During the pontificate of Leo, the Church of Constantinople was in a
state of unrest. The monks, who at this period were flourishing under
the guidance of such men as St. Theodore the Studite, were suspicious of
what they conceived to be the lax principles of their patriarch
Tarasius, and were in vigorous opposition to the evil conduct of their
emperor Constantine VI. To be free to marry Theodota, their sovereign
had divorced his wife Maria. Though Tarasius condemned the conduct of
Constantine, still, to avoid greater evils, he refused, to the profound
disgust of the monks, to excommunicate him. For their condemnation of
his new marriage Constantine punished the monks with imprisonment and
exile. In their distress the monks turned for help to Leo, as they did
when they were maltreated for opposing the arbitrary reinstatement of
the priest whom Tarasius had degraded for marrying Constantine to
Theodota. The pope replied, not merely with words of praise and
encouragement, but also by the dispatch of rich presents; and, after
Michael I came to the Byzantine throne, he ratified the treaty between
him and Charlemagne which was to secure peace for East and West.
The tomb of Pope St. Leo III
Leo III was buried in St. Peter’s (12 June, 816), where his relics are to be found along with those of Sts. Leo I, Leo II, and Leo IV. He was canonized in 1673. The silver denarii of Leo III still extant bear the name of the Frankish emperor upon them as well as that of Leo, showing thereby the emperor as the protector of the Church, and overlord of the city of Rome.

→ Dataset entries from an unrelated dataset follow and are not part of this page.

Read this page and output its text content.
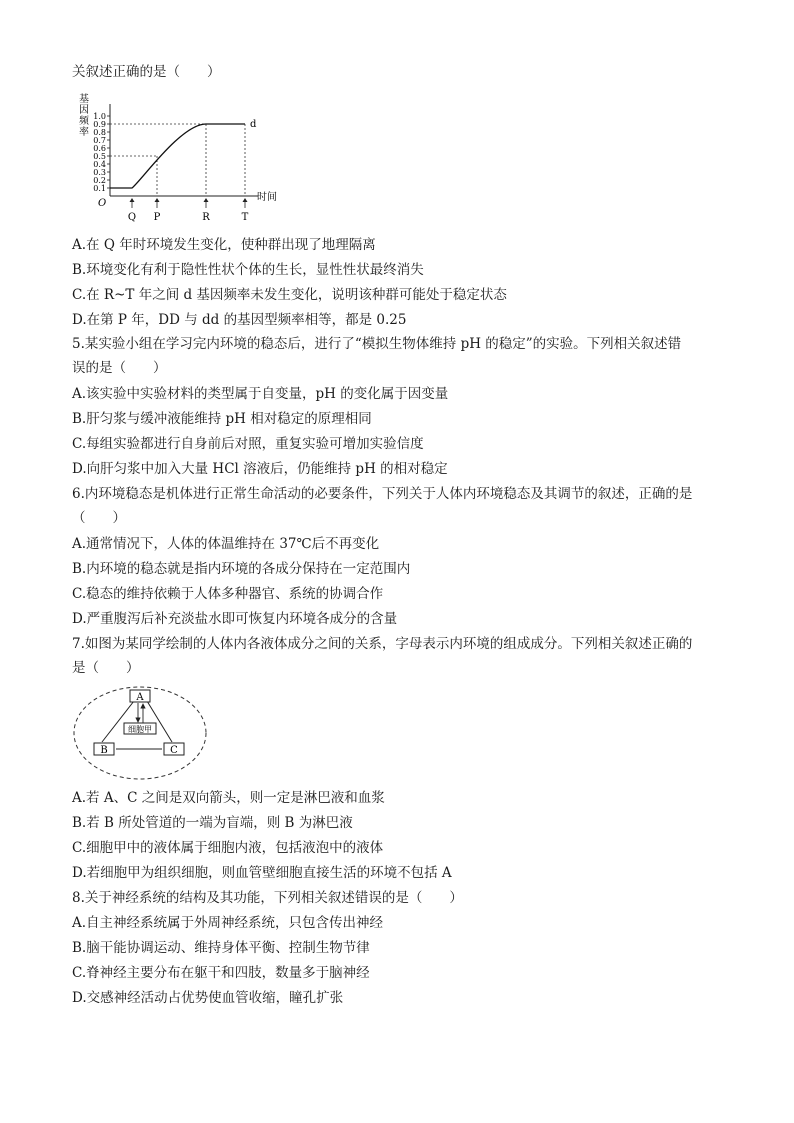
关叙述正确的是（　　）
基
因
频
率
1.0
0.9
0.8
0.7
0.6
0.5
0.4
0.3
0.2
0.1
O
时间
d
Q P	R	T
A.在 Q 年时环境发生变化，使种群出现了地理隔离
B.环境变化有利于隐性性状个体的生长，显性性状最终消失
C.在 R~T 年之间 d 基因频率未发生变化，说明该种群可能处于稳定状态
D.在第 P 年，DD 与 dd 的基因型频率相等，都是 0.25
5.某实验小组在学习完内环境的稳态后，进行了“模拟生物体维持 pH 的稳定”的实验。下列相关叙述错
误的是（　　）
A.该实验中实验材料的类型属于自变量，pH 的变化属于因变量
B.肝匀浆与缓冲液能维持 pH 相对稳定的原理相同
C.每组实验都进行自身前后对照，重复实验可增加实验信度
D.向肝匀浆中加入大量 HCl 溶液后，仍能维持 pH 的相对稳定
6.内环境稳态是机体进行正常生命活动的必要条件，下列关于人体内环境稳态及其调节的叙述，正确的是
（　　）
A.通常情况下，人体的体温维持在 37℃后不再变化
B.内环境的稳态就是指内环境的各成分保持在一定范围内
C.稳态的维持依赖于人体多种器官、系统的协调合作
D.严重腹泻后补充淡盐水即可恢复内环境各成分的含量
7.如图为某同学绘制的人体内各液体成分之间的关系，字母表示内环境的组成成分。下列相关叙述正确的
是（　　）
A
细胞甲
B	C
A.若 A、C 之间是双向箭头，则一定是淋巴液和血浆
B.若 B 所处管道的一端为盲端，则 B 为淋巴液
C.细胞甲中的液体属于细胞内液，包括液泡中的液体
D.若细胞甲为组织细胞，则血管壁细胞直接生活的环境不包括 A
8.关于神经系统的结构及其功能，下列相关叙述错误的是（　　）
A.自主神经系统属于外周神经系统，只包含传出神经
B.脑干能协调运动、维持身体平衡、控制生物节律
C.脊神经主要分布在躯干和四肢，数量多于脑神经
D.交感神经活动占优势使血管收缩，瞳孔扩张
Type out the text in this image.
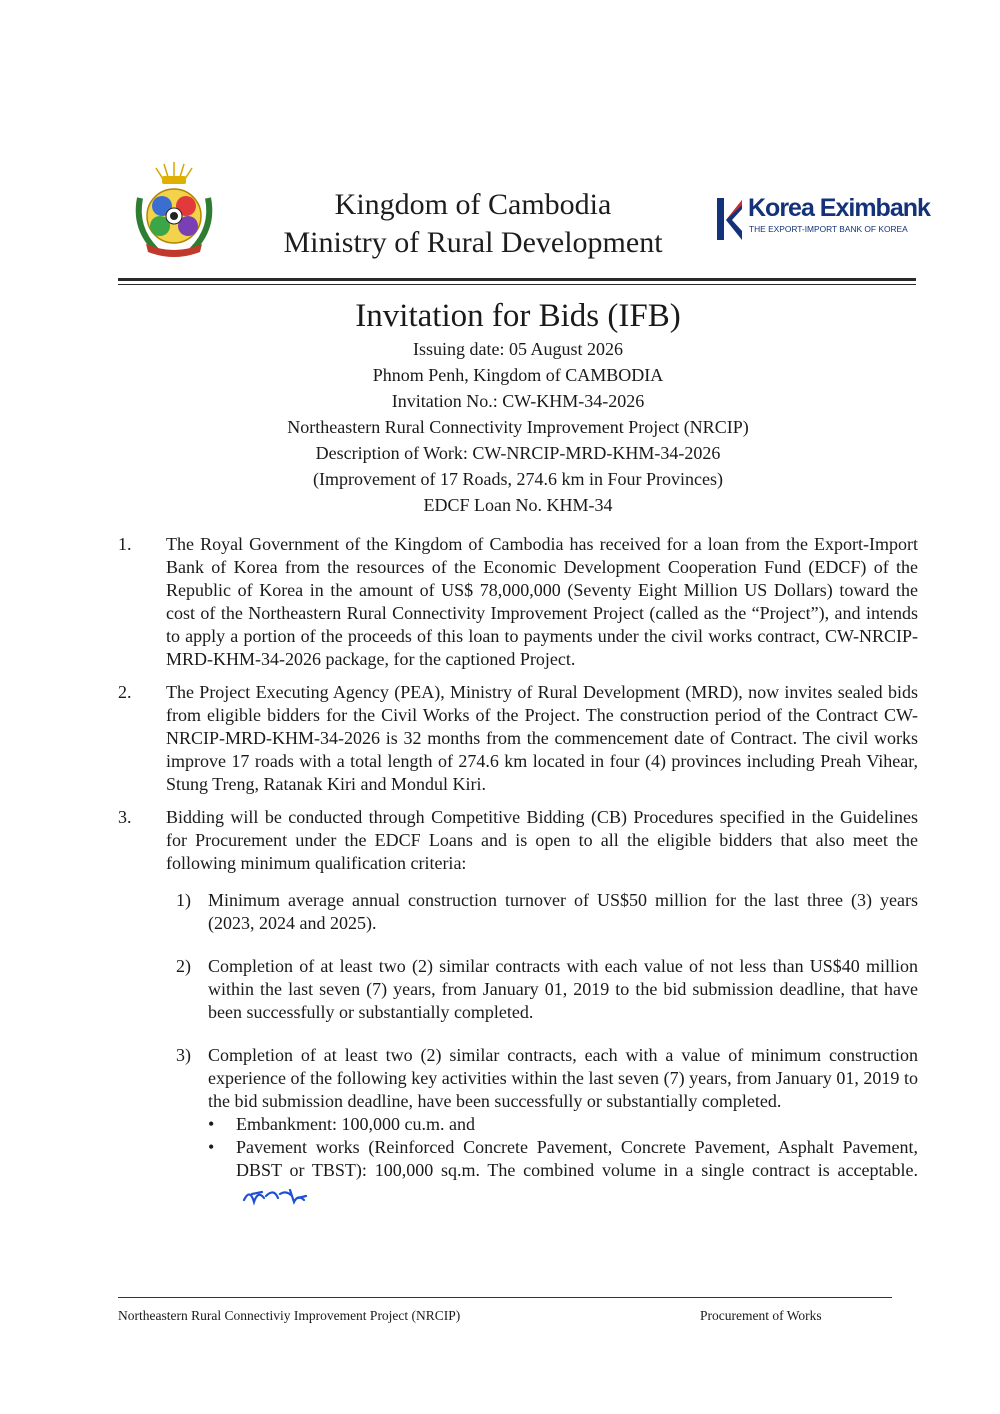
Kingdom of Cambodia
Ministry of Rural Development
Korea Eximbank
THE EXPORT-IMPORT BANK OF KOREA
Invitation for Bids (IFB)
Issuing date: 05 August 2026
Phnom Penh, Kingdom of CAMBODIA
Invitation No.: CW-KHM-34-2026
Northeastern Rural Connectivity Improvement Project (NRCIP)
Description of Work: CW-NRCIP-MRD-KHM-34-2026
(Improvement of 17 Roads, 274.6 km in Four Provinces)
EDCF Loan No. KHM-34
1. The Royal Government of the Kingdom of Cambodia has received for a loan from the Export-Import Bank of Korea from the resources of the Economic Development Cooperation Fund (EDCF) of the Republic of Korea in the amount of US$ 78,000,000 (Seventy Eight Million US Dollars) toward the cost of the Northeastern Rural Connectivity Improvement Project (called as the “Project”), and intends to apply a portion of the proceeds of this loan to payments under the civil works contract, CW-NRCIP-MRD-KHM-34-2026 package, for the captioned Project.
2. The Project Executing Agency (PEA), Ministry of Rural Development (MRD), now invites sealed bids from eligible bidders for the Civil Works of the Project. The construction period of the Contract CW-NRCIP-MRD-KHM-34-2026 is 32 months from the commencement date of Contract. The civil works improve 17 roads with a total length of 274.6 km located in four (4) provinces including Preah Vihear, Stung Treng, Ratanak Kiri and Mondul Kiri.
3. Bidding will be conducted through Competitive Bidding (CB) Procedures specified in the Guidelines for Procurement under the EDCF Loans and is open to all the eligible bidders that also meet the following minimum qualification criteria:
1) Minimum average annual construction turnover of US$50 million for the last three (3) years (2023, 2024 and 2025).
2) Completion of at least two (2) similar contracts with each value of not less than US$40 million within the last seven (7) years, from January 01, 2019 to the bid submission deadline, that have been successfully or substantially completed.
3) Completion of at least two (2) similar contracts, each with a value of minimum construction experience of the following key activities within the last seven (7) years, from January 01, 2019 to the bid submission deadline, have been successfully or substantially completed.
• Embankment: 100,000 cu.m. and
• Pavement works (Reinforced Concrete Pavement, Concrete Pavement, Asphalt Pavement, DBST or TBST): 100,000 sq.m. The combined volume in a single contract is acceptable.
Northeastern Rural Connectiviy Improvement Project (NRCIP)	Procurement of Works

Liber Pontificalis, ed. DUCHESNE, II (Paris, 1892), 1 sqq.; Codex Carolinus, ed. JAFFÉ (Berlin, 1867); Annales Einhardi (so called) and other Chronicles, in Mon. Germ.: Script., I; Carmen de Carolo Magno, in P.L., XCVIII. Cf. BRYCE, The Holy Roman Empire (London, 1889A); KLEINKLAUSZ, L’Empire Carolingien (Paris, 1902); HODGKIN, Italy and her Invaders, VIII (Oxford, 1899); BÖHMER, Regesta Imperii, ed. MÜHLBACHER, I (Innsbruck, 1908); MANN, The Lives of the Popes in the Early Middle Ages, II (London, 1906), 1 sqq.
HORACE K. MANN (Catholic Encyclopedia)
Editorial comment: —
Pope St. Leo III’s crowning of Charlemagne on Christmas Day, 800 A.D. is one of History’s finest moments.There is no doubt the great Charles deserved the crown. His wars and conquests, the extent of his domains, his governing ability and promotion of learning, all underscored how worthy he was of receiving the title of Emperor of the West. Moreover, he had protected the Church and the Papacy and defended Christendom against the Muslims invading from the South and pagans from the North and East.
It is particularly beautiful that it was the Vicar of Christ who determined that Charles deserved the crown, and then bestowed it upon him. This gave an unsurpassable sublimity and nobility to the coronation act. That the coronation was done in Rome, in St. Peter’s basilica, and on Christmas Day, all add to the sublime majesty of the event.
The facts are not in dispute: after centuries of abandonment, the Empire of the West was restored by the Papacy.